Indimenticabile la battaglia legale grazie alla quale l’Inter approda ai quarti di Coppa Uefa nel 1971. I nerazzurri giocano in Germania contro il Borussia Mönchengladbach e l’avventura in Europa sembra giunta al capolinea. Boninsegna, però, nel corso del primo tempo, viene colpito da una lattina lanciata dagli spalti. Qui scende in campo l’avvocato Prisco, che riesce a ribaltare la sentenza del campo ottenendo la ripetizione della partita dalla quale, questa volta, l’Inter uscirà vincitrice.

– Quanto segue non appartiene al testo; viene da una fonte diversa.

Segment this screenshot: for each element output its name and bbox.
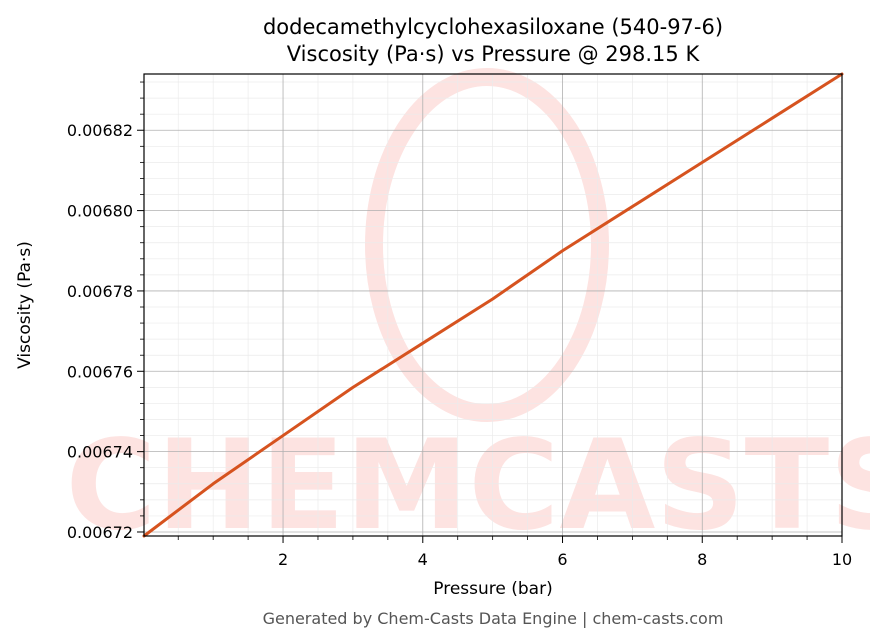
x-tick-label: 10 — [832, 550, 852, 569]
x-tick-label: 6 — [557, 550, 567, 569]
x-axis-label: Pressure (bar) — [433, 579, 552, 599]
watermark-ring — [365, 68, 609, 422]
y-axis-ticks: 0.00672 0.00674 0.00676 0.00678 0.00680 0.006… — [67, 81, 144, 542]
y-tick-label: 0.00680 — [67, 202, 133, 221]
watermark: CHEMCASTS — [65, 68, 870, 558]
chart-title-line2: Viscosity (Pa·s) vs Pressure @ 298.15 K — [287, 42, 701, 66]
series-layer — [142, 72, 844, 538]
y-tick-label: 0.00678 — [67, 282, 133, 301]
x-tick-label: 4 — [418, 550, 428, 569]
x-axis-ticks: 2 4 6 8 10 — [177, 536, 852, 569]
y-tick-label: 0.00682 — [67, 121, 133, 140]
watermark-text: CHEMCASTS — [65, 414, 870, 558]
y-tick-label: 0.00674 — [67, 443, 133, 462]
y-tick-label: 0.00672 — [67, 523, 133, 542]
footer-credit: Generated by Chem-Casts Data Engine | ch… — [263, 609, 724, 628]
y-tick-label: 0.00676 — [67, 362, 133, 381]
series-line — [142, 72, 844, 538]
x-tick-label: 8 — [697, 550, 707, 569]
x-tick-label: 2 — [278, 550, 288, 569]
chart-title-line1: dodecamethylcyclohexasiloxane (540-97-6) — [263, 15, 723, 39]
y-axis-label: Viscosity (Pa·s) — [15, 241, 35, 369]
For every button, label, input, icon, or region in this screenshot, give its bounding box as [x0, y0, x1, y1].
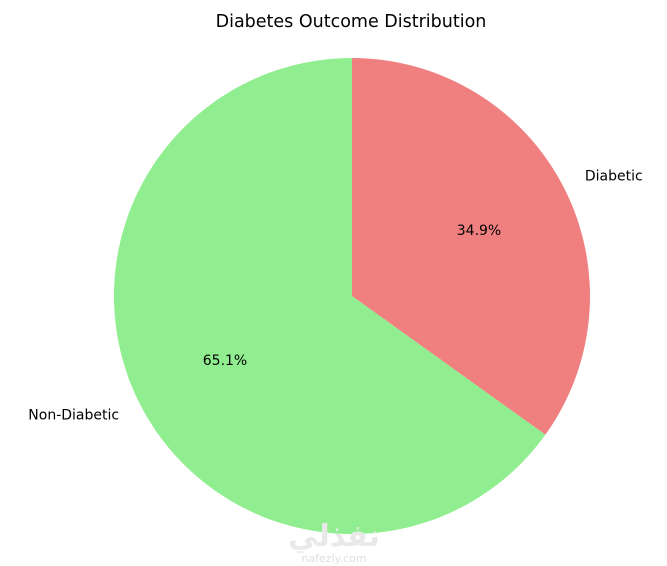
pct-label: 34.9% — [457, 223, 501, 239]
chart-title: Diabetes Outcome Distribution — [216, 12, 487, 32]
watermark-logo: نفذلي — [288, 519, 380, 554]
watermark-domain: nafezly.com — [301, 552, 366, 565]
watermark: نفذلي nafezly.com — [288, 519, 380, 565]
slice-label: Diabetic — [585, 168, 643, 184]
pct-label: 65.1% — [203, 353, 247, 369]
pie-slice-non-diabetic — [113, 58, 546, 534]
slice-label: Non-Diabetic — [28, 408, 119, 424]
pie-slice-diabetic — [352, 58, 590, 435]
pie-labels: 65.1% Non-Diabetic 34.9% Diabetic — [28, 168, 642, 423]
pie-slices — [113, 58, 590, 534]
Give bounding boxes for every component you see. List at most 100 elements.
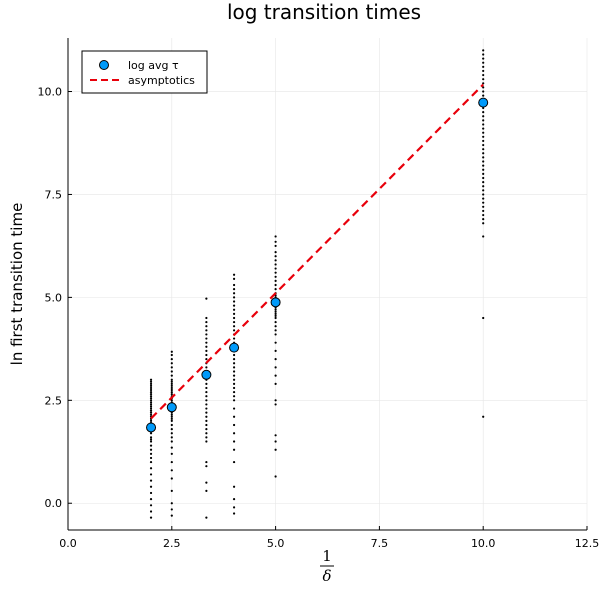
sample-point — [482, 139, 485, 143]
axes — [67, 38, 587, 531]
x-tick-label: 10.0 — [471, 537, 496, 550]
sample-point — [482, 135, 485, 138]
sample-point — [170, 417, 173, 420]
sample-point — [274, 235, 277, 238]
sample-point — [149, 407, 153, 410]
sample-point — [482, 168, 485, 171]
y-tick-label: 0.0 — [45, 497, 63, 510]
sample-point — [232, 407, 236, 410]
sample-point — [149, 432, 153, 435]
sample-point — [149, 498, 153, 501]
sample-point — [170, 350, 173, 353]
sample-point — [274, 440, 277, 443]
sample-point — [482, 209, 485, 213]
sample-point — [274, 358, 277, 361]
y-tick-label: 2.5 — [45, 394, 63, 407]
sample-point — [149, 460, 153, 464]
sample-point — [482, 82, 485, 85]
sample-point — [274, 382, 277, 385]
sample-point — [149, 403, 153, 406]
sample-point — [482, 197, 485, 200]
sample-point — [482, 201, 485, 204]
sample-point — [205, 419, 208, 422]
sample-point — [482, 65, 485, 68]
sample-point — [274, 341, 277, 344]
sample-point — [482, 148, 485, 151]
sample-point — [232, 353, 236, 357]
sample-point — [274, 275, 277, 278]
x-tick-label: 0.0 — [59, 537, 77, 550]
sample-point — [482, 415, 485, 418]
sample-point — [482, 222, 485, 225]
sample-point — [149, 440, 153, 443]
sample-point — [482, 49, 485, 52]
sample-point — [205, 333, 208, 336]
sample-point — [482, 57, 485, 60]
sample-point — [205, 395, 208, 398]
sample-point — [205, 489, 208, 492]
sample-point — [205, 386, 208, 390]
sample-point — [149, 479, 153, 482]
sample-point — [149, 516, 153, 519]
sample-point — [232, 362, 236, 365]
legend-box — [81, 50, 208, 94]
sample-point — [170, 502, 173, 505]
sample-point — [482, 78, 485, 81]
sample-point — [232, 329, 236, 332]
sample-point — [149, 413, 153, 416]
x-tick-label: 7.5 — [371, 537, 389, 550]
sample-point — [232, 304, 236, 307]
avg-points — [146, 97, 489, 433]
sample-point — [149, 448, 153, 451]
sample-point — [149, 378, 153, 381]
sample-point — [482, 69, 485, 73]
legend-marker-avg — [99, 60, 109, 70]
sample-point — [170, 460, 173, 464]
sample-point — [232, 292, 236, 295]
sample-point — [170, 413, 173, 416]
sample-point — [170, 489, 173, 492]
sample-point — [232, 358, 236, 361]
sample-point — [274, 312, 277, 315]
sample-point — [232, 277, 236, 280]
sample-point — [274, 314, 277, 318]
sample-point — [232, 374, 236, 377]
sample-point — [205, 436, 208, 439]
sample-point — [274, 308, 277, 311]
y-tick-label: 10.0 — [38, 86, 63, 99]
sample-point — [205, 465, 208, 468]
sample-point — [482, 131, 485, 134]
sample-point — [170, 508, 173, 511]
sample-point — [170, 382, 173, 385]
x-axis-label-denominator: δ — [322, 567, 331, 585]
sample-point — [232, 390, 236, 394]
sample-point — [232, 283, 236, 287]
sample-point — [170, 423, 173, 427]
sample-point — [149, 510, 153, 513]
sample-point — [149, 444, 153, 447]
sample-point — [170, 446, 173, 449]
grid — [67, 38, 588, 530]
sample-point — [170, 399, 173, 402]
sample-point — [274, 403, 277, 406]
sample-point — [170, 440, 173, 443]
sample-point — [205, 316, 208, 320]
sample-point — [482, 213, 485, 217]
sample-point — [274, 267, 277, 270]
avg-point — [270, 297, 281, 308]
sample-point — [205, 337, 208, 340]
sample-point — [232, 308, 236, 311]
sample-point — [274, 320, 277, 324]
sample-point — [232, 366, 236, 369]
sample-point — [274, 366, 277, 369]
sample-point — [149, 473, 153, 476]
sample-point — [205, 411, 208, 414]
sample-point — [205, 382, 208, 385]
sample-point — [170, 390, 173, 394]
avg-point — [146, 422, 157, 433]
sample-point — [482, 172, 485, 175]
y-ticks: 0.0 2.5 5.0 7.5 10.0 — [38, 86, 72, 510]
sample-point — [170, 388, 173, 392]
sample-point — [274, 259, 277, 262]
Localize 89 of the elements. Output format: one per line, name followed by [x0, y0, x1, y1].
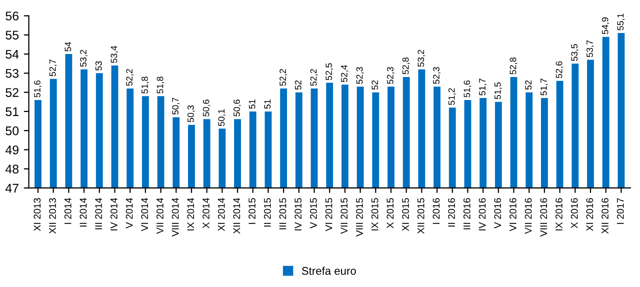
y-tick-label: 55	[6, 30, 19, 40]
data-label: 54	[64, 42, 72, 52]
data-label: 52,6	[556, 61, 564, 78]
data-label: 52,4	[340, 65, 348, 82]
x-tick-label: II 2014	[80, 198, 87, 227]
data-label: 52,8	[402, 58, 410, 74]
x-tick-label: XI 2015	[402, 198, 409, 231]
data-label: 50,7	[172, 98, 180, 115]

Avvocato, dirigente sportivo, ma soprattutto grande tifoso dell’Inter. Tutto questo e molto di più è stato Peppino Prisco, il cui nome è legato in maniera indissolubile ai colori nerazzurri. In un mondo, come quello del calcio, caratterizzato da frasi fatte, dalle certezze del politicamente corretto, Prisco ha saputo squarciare questo velo di ipocrisia con uno stile tagliente, brillante, incapace di nascondere una passione che emergeva puntuale, tutte le volte, con frasi divenute celebri e che ancora oggi fanno di lui un personaggio simbolo dell’Inter. Come quando dichiara “se stringo la mano ad un milanista mi lavo le mani, se stringo la mano ad uno juventino mi conto le dita”.